1.3 | Interpretation |
In this Agreement, unless the context otherwise requires:
1.3.1 words importing the singular shall include the plural and vice versa, words importing gender shall include all genders or the neuter, and words importing the neuter shall include all genders;
1.3.2 the words “include”, “includes”, “including”, or any variations thereof, when following any general term or statement, are not to be construed as limiting the general term or statement to the specific items or matters set forth or to similar items or matters, but rather as referring to all other items or matters that could reasonably fall within the broadest possible scope of the general term or statement;
1.3.3 references to any Person include such Person’s successors and permitted assigns;
1.3.4 except as otherwise provided in this Agreement, any reference in this Agreement to a statute, regulation, policy, rule or instrument shall include, and shall be deemed to be a reference also to, all rules and regulations made under such statute, in the case of a statute, all amendments made to such statute, regulation, policy, rule or instrument, and any statute, regulation, policy, rule or instrument that may be passed which has the effect of supplementing or superseding the statute, regulation, policy, rule or instrument so referred to;
1.3.5 any reference to this Agreement or any other agreement, document or instrument shall be construed as a reference to this Agreement or, as the case may be, such other agreement, document or instrument as the same may have been, or may from time to time be, amended, varied, replaced, amended and restated, supplemented or otherwise modified;
1.3.6 in the event that any day on which any amount is to be determined or any action is required to be taken hereunder is not a Business Day, then such amount shall be determined or such action shall be required to be taken at or before the requisite time on the next succeeding day that is a Business Day; and
1.3.7 except where otherwise expressly provided, all amounts in this Agreement are stated and shall be paid in U.S. currency.

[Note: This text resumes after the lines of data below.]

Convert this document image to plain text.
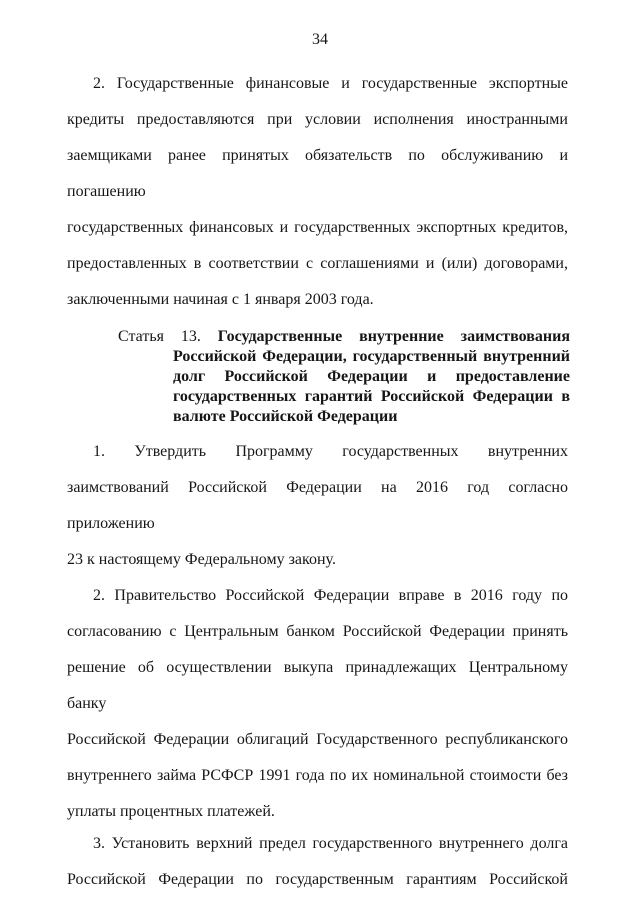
34
2. Государственные финансовые и государственные экспортные
кредиты предоставляются при условии исполнения иностранными
заемщиками ранее принятых обязательств по обслуживанию и погашению
государственных финансовых и государственных экспортных кредитов,
предоставленных в соответствии с соглашениями и (или) договорами,
заключенными начиная с 1 января 2003 года.
Статья 13. Государственные внутренние заимствования
Российской Федерации, государственный внутренний
долг Российской Федерации и предоставление
государственных гарантий Российской Федерации в
валюте Российской Федерации
1. Утвердить Программу государственных внутренних
заимствований Российской Федерации на 2016 год согласно приложению
23 к настоящему Федеральному закону.
2. Правительство Российской Федерации вправе в 2016 году по
согласованию с Центральным банком Российской Федерации принять
решение об осуществлении выкупа принадлежащих Центральному банку
Российской Федерации облигаций Государственного республиканского
внутреннего займа РСФСР 1991 года по их номинальной стоимости без
уплаты процентных платежей.
3. Установить верхний предел государственного внутреннего долга
Российской Федерации по государственным гарантиям Российской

1.4 | Invalidity of Provisions |
Each of the provisions contained in this Agreement is distinct and severable and a declaration of invalidity or unenforceability of any such provision or part thereof by a court of competent jurisdiction will not affect the validity or enforceability of any other provision hereof. To the extent permitted by applicable law, the parties waive any provision of law which renders any provision of this Agreement invalid or unenforceable in any respect. The parties will engage in good faith negotiations to replace any provision which is declared invalid or unenforceable with a valid and enforceable provision, the economic effect of which comes as close as possible to that of the invalid or unenforceable provision which it replaces.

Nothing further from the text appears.